Command line pipeline to facilitate quality control of SNP data from Diversity Array Technologies (DArT). This version is a re-write of the original scripts aiming to be somewhat more user-friendly and executable on JCU's HPC.
Requires conda package manager, e.g. miniconda
see Install DartQC.
conda install dartqc -c bioconda -c esteinig
This section provides a brief guide of how to install and use DartQC, assuming a Bash shell and Unix.
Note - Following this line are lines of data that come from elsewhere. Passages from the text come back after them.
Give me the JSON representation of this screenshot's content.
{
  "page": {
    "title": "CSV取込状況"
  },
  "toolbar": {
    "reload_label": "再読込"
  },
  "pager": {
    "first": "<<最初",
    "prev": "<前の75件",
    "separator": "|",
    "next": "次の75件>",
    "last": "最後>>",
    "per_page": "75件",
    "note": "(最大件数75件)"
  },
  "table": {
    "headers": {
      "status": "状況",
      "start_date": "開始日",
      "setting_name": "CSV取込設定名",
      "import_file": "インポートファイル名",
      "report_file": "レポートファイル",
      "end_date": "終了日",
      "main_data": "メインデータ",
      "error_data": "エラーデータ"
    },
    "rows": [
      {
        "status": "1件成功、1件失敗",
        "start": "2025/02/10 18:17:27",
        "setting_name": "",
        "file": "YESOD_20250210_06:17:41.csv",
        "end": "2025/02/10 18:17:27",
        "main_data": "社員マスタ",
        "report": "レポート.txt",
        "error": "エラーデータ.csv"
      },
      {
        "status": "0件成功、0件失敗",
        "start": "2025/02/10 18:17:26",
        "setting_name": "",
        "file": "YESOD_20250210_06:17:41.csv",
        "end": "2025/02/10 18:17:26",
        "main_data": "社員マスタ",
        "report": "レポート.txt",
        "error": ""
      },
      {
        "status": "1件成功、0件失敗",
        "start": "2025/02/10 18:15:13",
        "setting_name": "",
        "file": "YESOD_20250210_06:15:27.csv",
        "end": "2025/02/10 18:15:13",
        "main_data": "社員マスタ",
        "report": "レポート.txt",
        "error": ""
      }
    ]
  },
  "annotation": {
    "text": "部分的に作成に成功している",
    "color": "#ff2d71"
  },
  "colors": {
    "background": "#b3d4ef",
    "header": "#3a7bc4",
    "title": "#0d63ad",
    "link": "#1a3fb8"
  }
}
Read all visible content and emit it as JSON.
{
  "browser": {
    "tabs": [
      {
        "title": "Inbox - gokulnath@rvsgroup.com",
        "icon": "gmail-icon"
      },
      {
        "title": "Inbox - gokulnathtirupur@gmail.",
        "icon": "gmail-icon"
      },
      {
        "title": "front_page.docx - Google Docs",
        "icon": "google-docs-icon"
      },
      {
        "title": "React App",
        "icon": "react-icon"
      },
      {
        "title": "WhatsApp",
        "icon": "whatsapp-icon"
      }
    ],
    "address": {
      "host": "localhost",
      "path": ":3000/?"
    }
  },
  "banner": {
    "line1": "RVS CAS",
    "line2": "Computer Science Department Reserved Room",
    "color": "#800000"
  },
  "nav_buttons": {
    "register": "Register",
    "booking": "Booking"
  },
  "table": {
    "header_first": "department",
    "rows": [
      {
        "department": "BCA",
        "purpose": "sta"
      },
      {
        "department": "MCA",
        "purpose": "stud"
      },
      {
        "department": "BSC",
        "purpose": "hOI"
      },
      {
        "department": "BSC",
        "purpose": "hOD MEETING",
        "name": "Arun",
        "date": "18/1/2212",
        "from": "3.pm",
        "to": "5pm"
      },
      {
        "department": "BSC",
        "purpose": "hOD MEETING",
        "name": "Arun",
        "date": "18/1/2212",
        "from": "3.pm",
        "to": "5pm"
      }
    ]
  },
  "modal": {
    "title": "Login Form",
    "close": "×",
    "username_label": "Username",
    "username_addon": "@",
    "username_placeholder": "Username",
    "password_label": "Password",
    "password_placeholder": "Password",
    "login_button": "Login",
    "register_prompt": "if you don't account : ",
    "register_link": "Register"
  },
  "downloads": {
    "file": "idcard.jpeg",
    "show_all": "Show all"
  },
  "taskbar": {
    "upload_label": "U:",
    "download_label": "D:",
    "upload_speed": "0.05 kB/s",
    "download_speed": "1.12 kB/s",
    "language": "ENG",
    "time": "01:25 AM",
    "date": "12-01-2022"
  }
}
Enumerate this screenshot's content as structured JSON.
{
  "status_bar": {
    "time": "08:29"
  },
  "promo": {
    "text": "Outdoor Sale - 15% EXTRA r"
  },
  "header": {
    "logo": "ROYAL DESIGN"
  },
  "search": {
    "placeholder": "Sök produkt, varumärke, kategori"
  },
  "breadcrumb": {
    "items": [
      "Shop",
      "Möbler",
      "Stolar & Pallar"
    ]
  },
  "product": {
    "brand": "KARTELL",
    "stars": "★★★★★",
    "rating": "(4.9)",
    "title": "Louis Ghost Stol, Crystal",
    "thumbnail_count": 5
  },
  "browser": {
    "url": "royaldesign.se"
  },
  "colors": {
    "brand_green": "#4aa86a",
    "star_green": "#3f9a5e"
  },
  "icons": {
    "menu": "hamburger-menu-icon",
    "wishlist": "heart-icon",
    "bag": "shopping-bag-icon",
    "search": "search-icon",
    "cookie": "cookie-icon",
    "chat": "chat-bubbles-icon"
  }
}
If you are using the pipeline on JCU's HPC (Zodiac) please read the relevant sections in Install DartQC and Task: pbs
DartQC has a hierarchical parser structure that allows you to set global options and execute a task (prepare, process, filter) with its own specific arguments:
dartqc [--help] [--project] [--output_path] [--pop] task
Arguments:
--project, -p output prefix
--output_path, -o output directory
--populations, --pop csv file with header: id, population
Tasks:
dartqc prepare --help
dartqc validate --help
dartqc process --help
dartqc filter -- help
Support Tasks:
dartqc install --help
dartqc pbs --help
Global arguments are specified before the command for a task, like this:
dartqc
--project example --output_path ./example
prepare
--file example_data.csv
Example workflow without pre-processing from Excel or CSV:
# CSV
dartqc prepare --file example.csv
# Excel
dartqc prepare --file example.xlsx --sheet double_row_snps
dartqc filter --call example.csv --call_scheme example_scheme.json --maf 0.02 --clusters
Example workflow with pre-processing:
dartqc prepare --file calls.csv
dartqc prepare --file raw.csv
dartqc process -c calls.csv --call_scheme calls_scheme.json -r raw.csv --raw_scheme raw_scheme.json --read_sum 7
dartqc filter --processed . --maf 0.02 --call_rate 0.7 --duplicates --clusters
If you find any bugs, please submit an issue for this repository on GitHub.